プロローグ
「言いましたよね」
歩きかけて、ついてこないわたしに「どうした?」と振り返った人に、呟くように言う。
怪訝そうな顔。
なんでこの人がわたしと一緒にいるんだろうって、不思議で仕方なかった。それでもうれしかった。
でももう……。
以前、あまりに不釣り合いに思えて、これ以上一緒にいるのが当たり前になるのが怖くて。その分、なくしてしまった時を想像すると怖くて。
離れようとした時に言われた。
『別れてなんかやらない』
って。お前が顔も見たくないって言うなら、その時はお前にいやな思いはさせたくないから、それが本心だと思えたら……。

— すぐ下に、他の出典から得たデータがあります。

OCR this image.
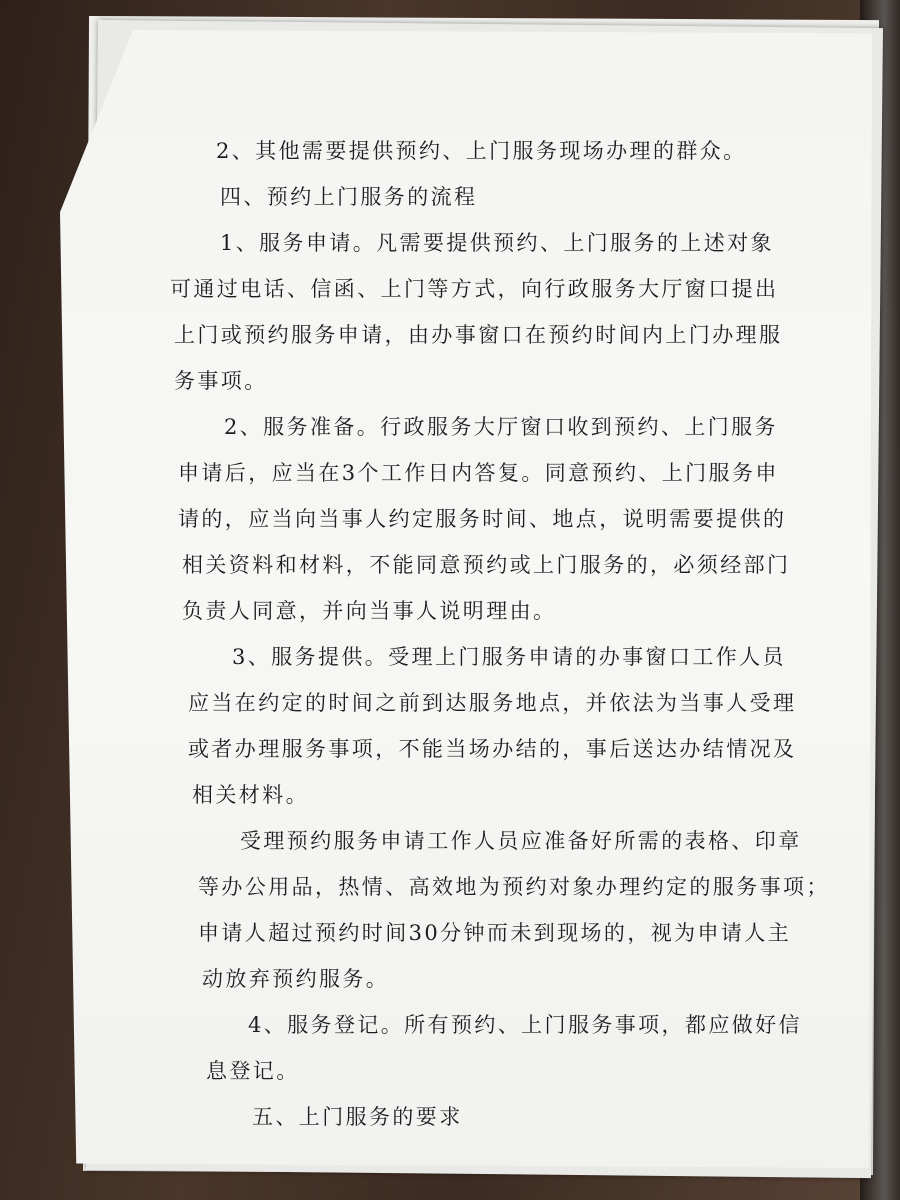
2、其他需要提供预约、上门服务现场办理的群众。
四、预约上门服务的流程
1、服务申请。凡需要提供预约、上门服务的上述对象
可通过电话、信函、上门等方式，向行政服务大厅窗口提出
上门或预约服务申请，由办事窗口在预约时间内上门办理服
务事项。
2、服务准备。行政服务大厅窗口收到预约、上门服务
申请后，应当在3个工作日内答复。同意预约、上门服务申
请的，应当向当事人约定服务时间、地点，说明需要提供的
相关资料和材料，不能同意预约或上门服务的，必须经部门
负责人同意，并向当事人说明理由。
3、服务提供。受理上门服务申请的办事窗口工作人员
应当在约定的时间之前到达服务地点，并依法为当事人受理
或者办理服务事项，不能当场办结的，事后送达办结情况及
相关材料。
受理预约服务申请工作人员应准备好所需的表格、印章
等办公用品，热情、高效地为预约对象办理约定的服务事项；
申请人超过预约时间30分钟而未到现场的，视为申请人主
动放弃预约服务。
4、服务登记。所有预约、上门服务事项，都应做好信
息登记。
五、上门服务的要求
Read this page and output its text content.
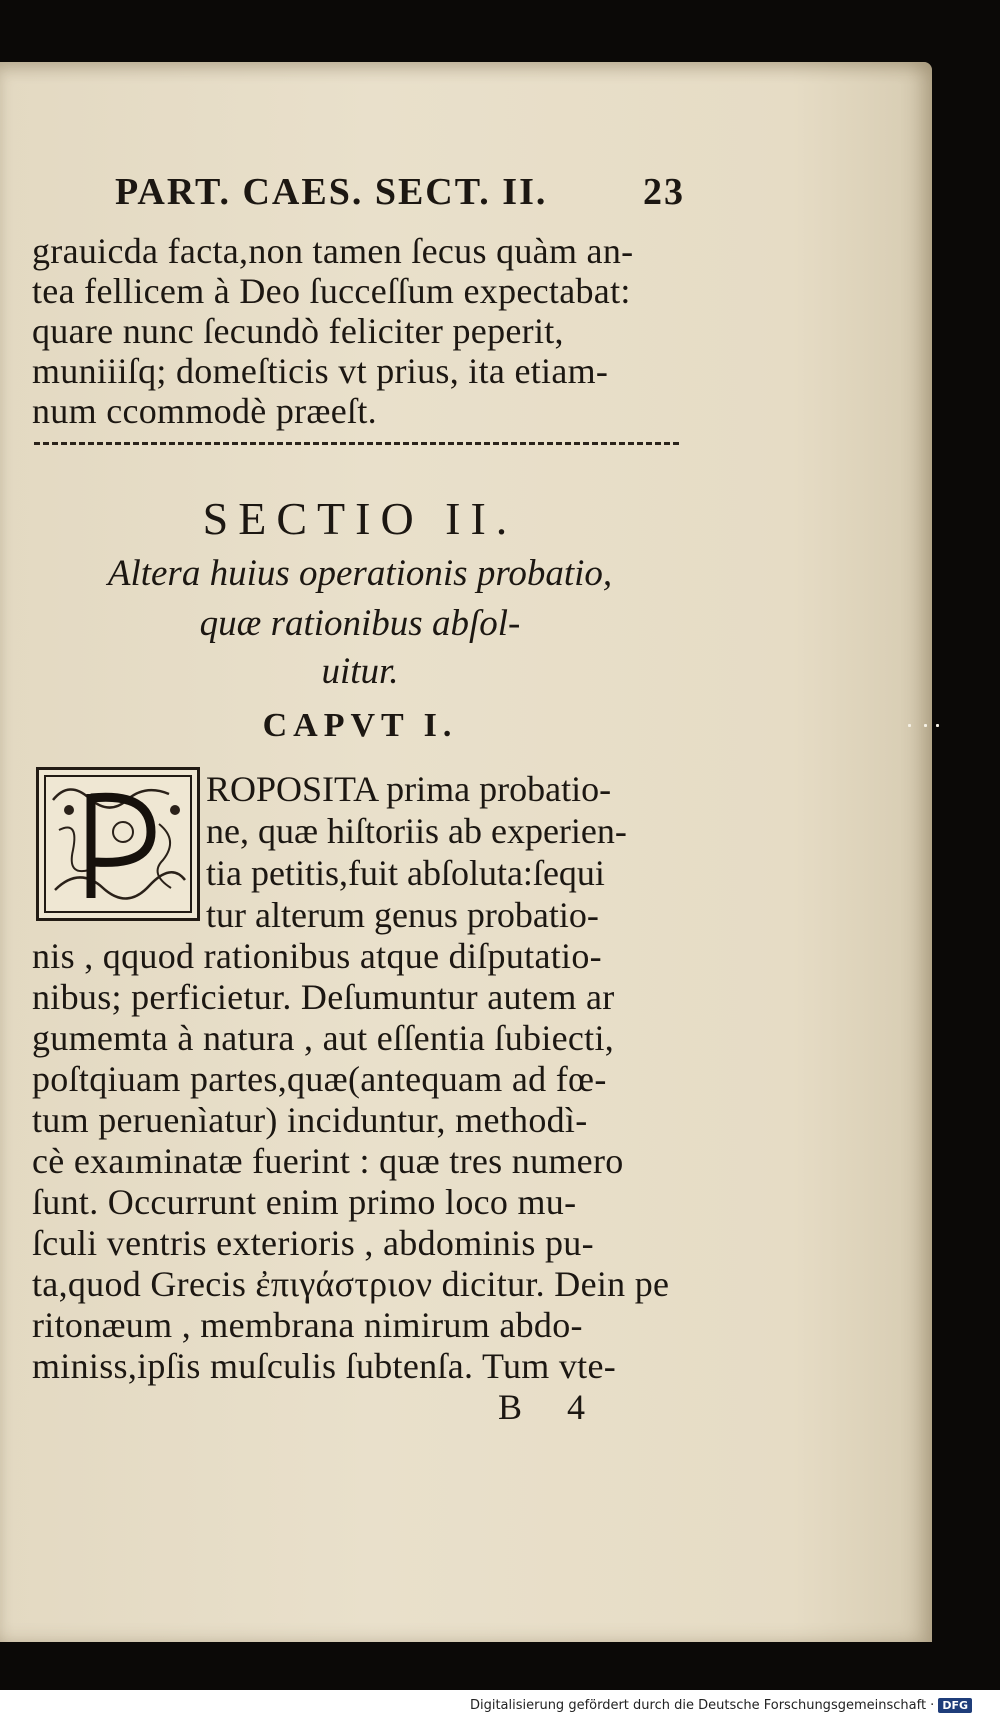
PART. CAES. SECT. II.	23
grauicda facta,non tamen ſecus quàm an-
tea fellicem à Deo ſucceſſum expectabat:
quare nunc ſecundò feliciter peperit,
muniiiſq; domeſticis vt prius, ita etiam-
num ccommodè præeſt.
SECTIO II.
Altera huius operationis probatio,
quæ rationibus abſol-
uitur.
CAPVT I.
ROPOSITA prima probatio-
ne, quæ hiſtoriis ab experien-
tia petitis,fuit abſoluta:ſequi
tur alterum genus probatio-
nis , qquod rationibus atque diſputatio-
nibus; perficietur. Deſumuntur autem ar
gumemta à natura , aut eſſentia ſubiecti,
poſtqiuam partes,quæ(antequam ad fœ-
tum peruenìatur) inciduntur, methodì-
cè exaıminatæ fuerint : quæ tres numero
ſunt. Occurrunt enim primo loco mu-
ſculi ventris exterioris , abdominis pu-
ta,quod Grecis ἐπιγάστριον dicitur. Dein pe
ritonæum , membrana nimirum abdo-
miniss,ipſis muſculis ſubtenſa. Tum vte-
B 4
Digitalisierung gefördert durch die Deutsche Forschungsgemeinschaft · DFG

でも、その言葉をこの人は最後まで言うことはなかったけど。
「せり?」
整った顔が心配そうに寄せられる。
近づく、背の高い人から一歩後ろに下がって離れた。
「もう、一緒にいたくありません」
それまで優しい顔だったのが一瞬で凍り付いた。顔立ちが整っているおかげで、能面のような顔はなおさら怖い。でも怯まない。信じさせないといけない。
「俺が信じるとでも?」
「信じない理由がありますか?」
穏やかに言った。
誰もが振り返るような容姿で、一流企業に勤めていて。学生とつきあっているなんて不思議がられる。引く手数多のこの人が、望めば何でも手に入りそうなのに、なんでわたしに固執するの?
「疲れちゃったんです」
目をそらさずに、微かに笑みさえ浮かべて言い切った。
「あなたの顔を見ていると、あなたと一緒にいると、自分のダメなところをどんどん思い知らされるんです。弱くてごめんなさい」
あの時の本当の理由は、言えない。知られてはいけない。
携帯のアドレスを消すことはできなかった。でも、電話もメールもすべて、無視した。ちょっとした日常で思い出してしまうことはあっても、それがつらくても。
時間がだんだん、そういう気持ちを奥の方に追いやってくれると思ったから。